Sully, un héros américain
« J’ai fait de mon mieux… » Le capitaine Chesley ‘Sully’ Sullenberger semble se la jouer modeste… Mais le pilote qui a réussi ce que les médias américains ont nommé « le miracle de l’Hudson », est surtout du genre peu bavard, un professionnel aguerri qui n’a pas beaucoup de goût pour la frime.
Le 15 janvier 2009, le vol 1549 de l’US Airways décolle de l’aéroport La Guardia à New York à destination de Charlotte, en Caroline du Nord. Le capitaine Sullenberger est aux commandes, avec, à ses côtés, le co-pilote Jeff Skiles. A bord, 155 passagers et membres d’équipage. Quelques minutes seulement après le départ, l’avion subit de nombreux impacts d’oiseaux. Rapidement, les deux réacteurs prennent feu et tombent en panne… Pour Sully, il s’agit de prendre au plus vite les bonnes décisions. Le contrôle aérien lui propose de revenir sur La Guardia ou de tenter d’atteindre un autre aéroport dans le New Jersey. Persuadé qu’il ne parviendra pas à ramener le vol 1549 sur l’une ou l’autre de ces pistes, Sully décide de tenter un amerrissage sur l’Hudson…
Après avoir sorti, la même année 2014, un Jersey Boys qui ne rencontra pas l’adhésion du public et un American Sniper qui fit chauffer le box-office mondial, Clint Eastwood s’est attelé à l’adaptation et à la mise en scène de Highest Duty, le livre écrit en 2009 par Chesley Sullenberger et Jeffrey Zaslow. Dans un film qui relève clairement du biopic, le réalisateur s’est attaché, au-delà du drame du crash de l’avion, à un aspect précis: alors que Sully était salué par l’opinion publique et les médias pour son exploit inédit dans l’histoire de l’aviation, une commission a ouvert une enquête, menaçant de détruire la réputation et la carrière du commandant de bord. « J’ai 42 ans de carrière, constate, amer, le pilote. J’ai transporté un million de passagers et on me juge pour 208 secondes ». Quelques poignées de secondes où Sully a fait le choix de poser son appareil sur les eaux glaciales de l’Hudson, sauvant probablement de la mort, l’ensemble de ceux qui se trouvaient à bord du vol 1549.

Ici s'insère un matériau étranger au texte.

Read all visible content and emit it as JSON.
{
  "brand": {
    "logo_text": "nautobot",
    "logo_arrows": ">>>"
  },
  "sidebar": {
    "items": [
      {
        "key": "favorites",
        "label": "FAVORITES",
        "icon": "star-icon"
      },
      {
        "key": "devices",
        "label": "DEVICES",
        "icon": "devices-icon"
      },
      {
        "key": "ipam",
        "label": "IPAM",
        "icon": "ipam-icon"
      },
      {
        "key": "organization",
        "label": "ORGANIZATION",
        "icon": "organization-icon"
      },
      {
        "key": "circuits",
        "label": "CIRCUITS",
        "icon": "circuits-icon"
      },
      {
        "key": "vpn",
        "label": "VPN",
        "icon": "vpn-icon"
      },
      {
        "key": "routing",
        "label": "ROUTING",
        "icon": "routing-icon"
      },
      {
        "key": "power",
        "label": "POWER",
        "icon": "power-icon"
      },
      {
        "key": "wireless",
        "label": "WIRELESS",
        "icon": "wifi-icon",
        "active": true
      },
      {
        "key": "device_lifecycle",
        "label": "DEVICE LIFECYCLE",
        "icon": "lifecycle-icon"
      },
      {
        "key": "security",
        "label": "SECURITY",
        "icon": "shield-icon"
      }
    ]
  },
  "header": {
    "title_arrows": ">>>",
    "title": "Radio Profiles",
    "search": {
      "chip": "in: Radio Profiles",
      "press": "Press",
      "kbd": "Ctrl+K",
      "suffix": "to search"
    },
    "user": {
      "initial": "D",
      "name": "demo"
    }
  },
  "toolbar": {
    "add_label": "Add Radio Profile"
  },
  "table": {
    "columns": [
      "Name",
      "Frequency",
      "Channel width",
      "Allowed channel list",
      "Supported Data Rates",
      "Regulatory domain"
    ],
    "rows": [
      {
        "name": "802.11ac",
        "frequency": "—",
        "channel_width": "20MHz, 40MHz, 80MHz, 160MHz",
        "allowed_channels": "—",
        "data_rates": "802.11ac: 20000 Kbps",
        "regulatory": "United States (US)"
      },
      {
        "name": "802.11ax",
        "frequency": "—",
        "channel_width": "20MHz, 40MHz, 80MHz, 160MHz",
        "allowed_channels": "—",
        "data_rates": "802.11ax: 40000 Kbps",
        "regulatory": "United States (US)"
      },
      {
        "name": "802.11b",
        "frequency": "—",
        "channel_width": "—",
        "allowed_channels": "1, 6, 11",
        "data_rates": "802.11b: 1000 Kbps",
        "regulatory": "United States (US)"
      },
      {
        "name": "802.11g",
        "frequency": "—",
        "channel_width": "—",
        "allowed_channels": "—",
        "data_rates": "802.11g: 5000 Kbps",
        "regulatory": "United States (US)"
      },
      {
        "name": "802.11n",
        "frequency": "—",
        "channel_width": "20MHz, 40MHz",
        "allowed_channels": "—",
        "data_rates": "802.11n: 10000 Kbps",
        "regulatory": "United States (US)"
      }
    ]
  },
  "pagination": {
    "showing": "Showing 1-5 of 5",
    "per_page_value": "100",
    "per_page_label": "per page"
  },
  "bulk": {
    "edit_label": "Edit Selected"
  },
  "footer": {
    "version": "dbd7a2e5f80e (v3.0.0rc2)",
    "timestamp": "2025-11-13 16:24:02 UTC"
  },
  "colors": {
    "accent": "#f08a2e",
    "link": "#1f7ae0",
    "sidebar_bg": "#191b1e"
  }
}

Dans une mise en scène très classique -que les méchantes langues qualifieraient de « à l’ancienne »- Eastwood ouvre son film sur un homme hanté par les souvenirs tout récents de son aventure. Sully se réveille en sursaut tandis que son avion vient de heurter un gratte-ciel new-yorkais avant d’exploser, dans une gerbe de flammes, contre un autre bâtiment… Le pilote est dans une chambre d’un grand hôtel et il attend de comparaître devant une commission qui remet en cause les choix de Sully… Et le chauffeur de taxi qui le salue en « héros » en montrant la une de son journal, ne lui arrache qu’un pâle sourire. Car les enquêteurs cuisinent le pilote: alcool? drogues? problèmes conjugaux? Pire, ils s’appuient sur des tests réalisés sur des simulateurs de vol qui prouvent que le vol 1549 pouvait bien retourner se poser à La Guardia…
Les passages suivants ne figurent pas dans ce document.